At Angles I order a Cadenhead's Old Raj Gin and Hybolin Decanoate and settle in with Jim. He is seeking love advice. One of the three types of advice I normally dispense. Love, looking good, and dignity. Jim's like "Look, I'm hot for Anita." And I'm like, "Way out of your league pal. There is someone for everyone in this town. Check out craigslist for instance: Married women searching for a long-term EMA, she's 5'4, 190lbs, well-proportioned, large chest, long brown hair with natural red highlights, brown eyes...or how about this one? Men please stop posting here. I like to read replies to posts here."

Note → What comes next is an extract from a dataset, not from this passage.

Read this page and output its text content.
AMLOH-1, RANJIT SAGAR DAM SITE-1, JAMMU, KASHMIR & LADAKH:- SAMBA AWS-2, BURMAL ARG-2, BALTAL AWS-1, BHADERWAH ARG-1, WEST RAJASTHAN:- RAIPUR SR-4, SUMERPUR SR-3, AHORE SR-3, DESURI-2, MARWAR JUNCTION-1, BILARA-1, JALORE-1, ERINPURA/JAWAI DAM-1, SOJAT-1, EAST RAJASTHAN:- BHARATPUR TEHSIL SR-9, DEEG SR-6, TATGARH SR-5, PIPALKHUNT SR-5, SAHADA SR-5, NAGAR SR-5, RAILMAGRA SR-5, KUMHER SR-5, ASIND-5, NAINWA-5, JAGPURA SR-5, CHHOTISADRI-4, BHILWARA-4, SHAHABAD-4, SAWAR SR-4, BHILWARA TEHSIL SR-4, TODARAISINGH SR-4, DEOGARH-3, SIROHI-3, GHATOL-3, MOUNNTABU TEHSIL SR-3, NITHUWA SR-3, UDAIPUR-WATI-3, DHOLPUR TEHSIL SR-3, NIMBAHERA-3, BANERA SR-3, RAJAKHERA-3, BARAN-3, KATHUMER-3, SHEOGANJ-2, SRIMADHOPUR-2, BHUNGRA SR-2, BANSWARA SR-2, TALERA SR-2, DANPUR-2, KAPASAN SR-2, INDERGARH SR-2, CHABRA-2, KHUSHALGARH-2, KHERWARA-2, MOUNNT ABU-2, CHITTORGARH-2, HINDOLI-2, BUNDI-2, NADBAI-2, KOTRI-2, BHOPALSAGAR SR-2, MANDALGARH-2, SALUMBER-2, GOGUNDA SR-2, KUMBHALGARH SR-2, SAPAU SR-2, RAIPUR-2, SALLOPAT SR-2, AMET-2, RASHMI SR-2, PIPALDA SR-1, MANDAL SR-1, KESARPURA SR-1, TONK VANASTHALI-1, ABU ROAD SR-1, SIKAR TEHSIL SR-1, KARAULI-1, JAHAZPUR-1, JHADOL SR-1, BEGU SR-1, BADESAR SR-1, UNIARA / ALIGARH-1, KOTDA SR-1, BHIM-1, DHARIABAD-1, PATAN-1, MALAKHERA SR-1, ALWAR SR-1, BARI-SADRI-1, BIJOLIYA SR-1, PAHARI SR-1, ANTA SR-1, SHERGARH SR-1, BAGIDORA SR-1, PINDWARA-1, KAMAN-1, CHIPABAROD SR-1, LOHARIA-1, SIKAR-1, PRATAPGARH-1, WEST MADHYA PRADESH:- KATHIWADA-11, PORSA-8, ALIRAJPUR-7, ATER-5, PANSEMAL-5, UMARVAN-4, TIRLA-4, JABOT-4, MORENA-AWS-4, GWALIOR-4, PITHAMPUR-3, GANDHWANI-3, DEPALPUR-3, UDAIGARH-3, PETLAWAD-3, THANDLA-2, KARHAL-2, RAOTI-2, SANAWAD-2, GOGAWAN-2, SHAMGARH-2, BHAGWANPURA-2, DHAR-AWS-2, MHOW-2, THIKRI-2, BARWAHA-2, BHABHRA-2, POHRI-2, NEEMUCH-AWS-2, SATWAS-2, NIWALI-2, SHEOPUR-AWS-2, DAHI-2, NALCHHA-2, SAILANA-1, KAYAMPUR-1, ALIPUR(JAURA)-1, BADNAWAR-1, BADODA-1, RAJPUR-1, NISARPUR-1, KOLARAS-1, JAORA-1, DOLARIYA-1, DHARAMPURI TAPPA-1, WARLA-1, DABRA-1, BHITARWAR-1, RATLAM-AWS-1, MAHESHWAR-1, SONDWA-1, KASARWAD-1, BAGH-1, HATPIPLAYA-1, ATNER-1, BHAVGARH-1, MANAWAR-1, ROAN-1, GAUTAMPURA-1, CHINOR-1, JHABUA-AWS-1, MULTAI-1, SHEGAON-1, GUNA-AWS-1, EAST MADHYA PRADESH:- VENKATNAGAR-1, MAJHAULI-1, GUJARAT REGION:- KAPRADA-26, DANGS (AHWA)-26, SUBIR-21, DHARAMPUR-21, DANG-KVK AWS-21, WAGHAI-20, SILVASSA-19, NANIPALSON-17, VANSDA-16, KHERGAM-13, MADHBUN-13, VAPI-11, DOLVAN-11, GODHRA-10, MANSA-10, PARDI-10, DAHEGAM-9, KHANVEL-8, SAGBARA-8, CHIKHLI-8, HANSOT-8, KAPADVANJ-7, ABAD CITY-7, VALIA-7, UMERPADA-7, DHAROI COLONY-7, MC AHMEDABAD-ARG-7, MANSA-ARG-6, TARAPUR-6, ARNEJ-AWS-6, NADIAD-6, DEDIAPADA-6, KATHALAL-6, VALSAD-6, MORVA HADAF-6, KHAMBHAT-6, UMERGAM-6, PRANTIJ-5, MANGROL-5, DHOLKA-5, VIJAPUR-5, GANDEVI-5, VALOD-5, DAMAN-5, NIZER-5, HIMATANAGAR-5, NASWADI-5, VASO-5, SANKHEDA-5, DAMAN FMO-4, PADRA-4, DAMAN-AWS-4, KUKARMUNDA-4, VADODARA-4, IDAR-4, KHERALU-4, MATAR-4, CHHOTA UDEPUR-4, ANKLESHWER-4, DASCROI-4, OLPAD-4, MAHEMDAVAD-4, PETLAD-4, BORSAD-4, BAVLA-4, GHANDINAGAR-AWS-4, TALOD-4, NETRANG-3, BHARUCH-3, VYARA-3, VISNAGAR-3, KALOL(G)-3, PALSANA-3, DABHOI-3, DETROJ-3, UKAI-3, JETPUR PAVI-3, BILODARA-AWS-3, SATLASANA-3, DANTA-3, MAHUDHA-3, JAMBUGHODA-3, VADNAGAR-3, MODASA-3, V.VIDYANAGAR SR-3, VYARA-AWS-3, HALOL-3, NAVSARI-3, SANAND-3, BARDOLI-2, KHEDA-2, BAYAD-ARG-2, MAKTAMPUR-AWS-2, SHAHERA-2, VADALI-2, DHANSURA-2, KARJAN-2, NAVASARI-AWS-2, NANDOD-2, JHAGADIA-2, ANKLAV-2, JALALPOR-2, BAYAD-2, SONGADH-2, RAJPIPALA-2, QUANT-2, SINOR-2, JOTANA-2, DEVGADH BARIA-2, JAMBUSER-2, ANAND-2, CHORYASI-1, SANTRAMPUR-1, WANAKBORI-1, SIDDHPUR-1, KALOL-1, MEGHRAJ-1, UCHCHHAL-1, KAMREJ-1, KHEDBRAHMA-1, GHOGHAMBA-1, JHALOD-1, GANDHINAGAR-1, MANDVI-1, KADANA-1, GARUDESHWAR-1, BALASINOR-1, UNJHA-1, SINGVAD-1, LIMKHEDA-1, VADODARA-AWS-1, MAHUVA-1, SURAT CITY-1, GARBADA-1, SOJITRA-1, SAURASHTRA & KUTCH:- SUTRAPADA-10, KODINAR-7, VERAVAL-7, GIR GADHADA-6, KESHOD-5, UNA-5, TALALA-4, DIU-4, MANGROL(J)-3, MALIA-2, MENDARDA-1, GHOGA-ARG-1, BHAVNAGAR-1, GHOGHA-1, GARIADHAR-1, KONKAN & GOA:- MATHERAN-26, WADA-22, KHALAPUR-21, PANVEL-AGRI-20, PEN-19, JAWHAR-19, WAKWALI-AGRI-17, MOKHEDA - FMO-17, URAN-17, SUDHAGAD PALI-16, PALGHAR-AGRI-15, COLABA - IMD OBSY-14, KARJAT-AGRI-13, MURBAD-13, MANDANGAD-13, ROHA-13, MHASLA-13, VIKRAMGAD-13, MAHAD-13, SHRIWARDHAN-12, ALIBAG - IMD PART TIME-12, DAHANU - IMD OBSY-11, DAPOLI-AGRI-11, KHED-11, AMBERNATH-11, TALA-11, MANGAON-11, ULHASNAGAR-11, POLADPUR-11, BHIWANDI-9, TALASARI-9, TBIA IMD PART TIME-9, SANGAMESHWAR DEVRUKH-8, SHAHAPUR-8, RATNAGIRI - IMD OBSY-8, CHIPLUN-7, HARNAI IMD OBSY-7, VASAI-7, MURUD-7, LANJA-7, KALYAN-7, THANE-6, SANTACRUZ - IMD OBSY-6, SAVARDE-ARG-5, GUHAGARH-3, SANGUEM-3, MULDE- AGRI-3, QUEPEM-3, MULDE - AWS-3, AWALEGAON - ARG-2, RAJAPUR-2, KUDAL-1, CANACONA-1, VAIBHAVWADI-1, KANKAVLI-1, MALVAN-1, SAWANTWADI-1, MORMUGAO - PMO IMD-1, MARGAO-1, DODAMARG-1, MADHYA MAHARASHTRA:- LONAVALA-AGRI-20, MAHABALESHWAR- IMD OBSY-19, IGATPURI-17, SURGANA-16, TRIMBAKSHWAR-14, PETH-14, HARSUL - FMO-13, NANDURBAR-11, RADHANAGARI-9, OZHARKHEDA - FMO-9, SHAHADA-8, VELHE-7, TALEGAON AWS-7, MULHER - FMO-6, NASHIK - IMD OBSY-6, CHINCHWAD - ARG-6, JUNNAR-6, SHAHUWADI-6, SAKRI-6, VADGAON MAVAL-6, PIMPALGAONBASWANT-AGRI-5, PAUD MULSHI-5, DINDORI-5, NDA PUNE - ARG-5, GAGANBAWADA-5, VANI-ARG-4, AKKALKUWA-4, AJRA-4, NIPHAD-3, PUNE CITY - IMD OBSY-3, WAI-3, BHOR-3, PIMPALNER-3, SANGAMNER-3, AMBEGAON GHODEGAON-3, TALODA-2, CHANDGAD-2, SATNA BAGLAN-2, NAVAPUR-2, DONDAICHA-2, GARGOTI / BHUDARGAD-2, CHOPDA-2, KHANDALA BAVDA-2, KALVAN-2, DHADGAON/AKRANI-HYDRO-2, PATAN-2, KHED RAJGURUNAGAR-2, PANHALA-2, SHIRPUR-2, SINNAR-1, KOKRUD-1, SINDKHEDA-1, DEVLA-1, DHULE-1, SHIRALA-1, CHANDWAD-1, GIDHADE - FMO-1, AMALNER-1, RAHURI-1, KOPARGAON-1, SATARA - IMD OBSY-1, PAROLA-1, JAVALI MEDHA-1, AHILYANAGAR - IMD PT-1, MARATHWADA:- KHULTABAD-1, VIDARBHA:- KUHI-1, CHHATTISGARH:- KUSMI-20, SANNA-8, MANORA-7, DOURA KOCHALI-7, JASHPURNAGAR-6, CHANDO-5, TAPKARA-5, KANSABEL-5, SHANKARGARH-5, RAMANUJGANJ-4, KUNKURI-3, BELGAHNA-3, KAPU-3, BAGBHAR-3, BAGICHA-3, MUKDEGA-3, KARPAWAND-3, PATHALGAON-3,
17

"Her?" he says. I'm just nodding. It could've been the movement my head makes like I'm listening to music only I can here, but it sounds like he's set on tackling that project. "I'm going to write her when I get home. What'da think will drive her wild?"
I take a sip of my Cadenhead's Old Raj Gin and Hybolin Decanoate, crack my neck and scan the room. "Her knees. Put your fingers on one hand as if it were a sock puppet with its mouth closed. Better yet take one of your socks and put it on your hand and make a sock puppet - now place the tips of them lightly on her knee. Let your fingers slide apart and down her knee as if it were an egg in a hand-sock puppet running down and bring them back up in a similar fashion. Move your sock puppet hand above her knee and do it again. (Keep going up to about half-way up and then move to the side of her leg so that you don't make her uncomfortable.) Try at various speeds and forces and do so until she orgasms. Never fails."
I order a Sambuca and stacked amino acids and secretagogues shot, down it and head home. My work here is done.
Power. Inner dialogue. Punctuation. Advice. Dignity. That's what I'm about. If you can handle the intensity, drop me a line.
He gets letters:
"You truly have the most amusing posts on cl. How many are you up to now? I remember not too long ago when you reached a milestone. Keep 'em coming. Sometimes they're the highlight of my day, and that's just sad."
"Can't help but notice the repeated references to leather pants, lats, and Buddha. Strictly from a literary point of view. I use the serial comma."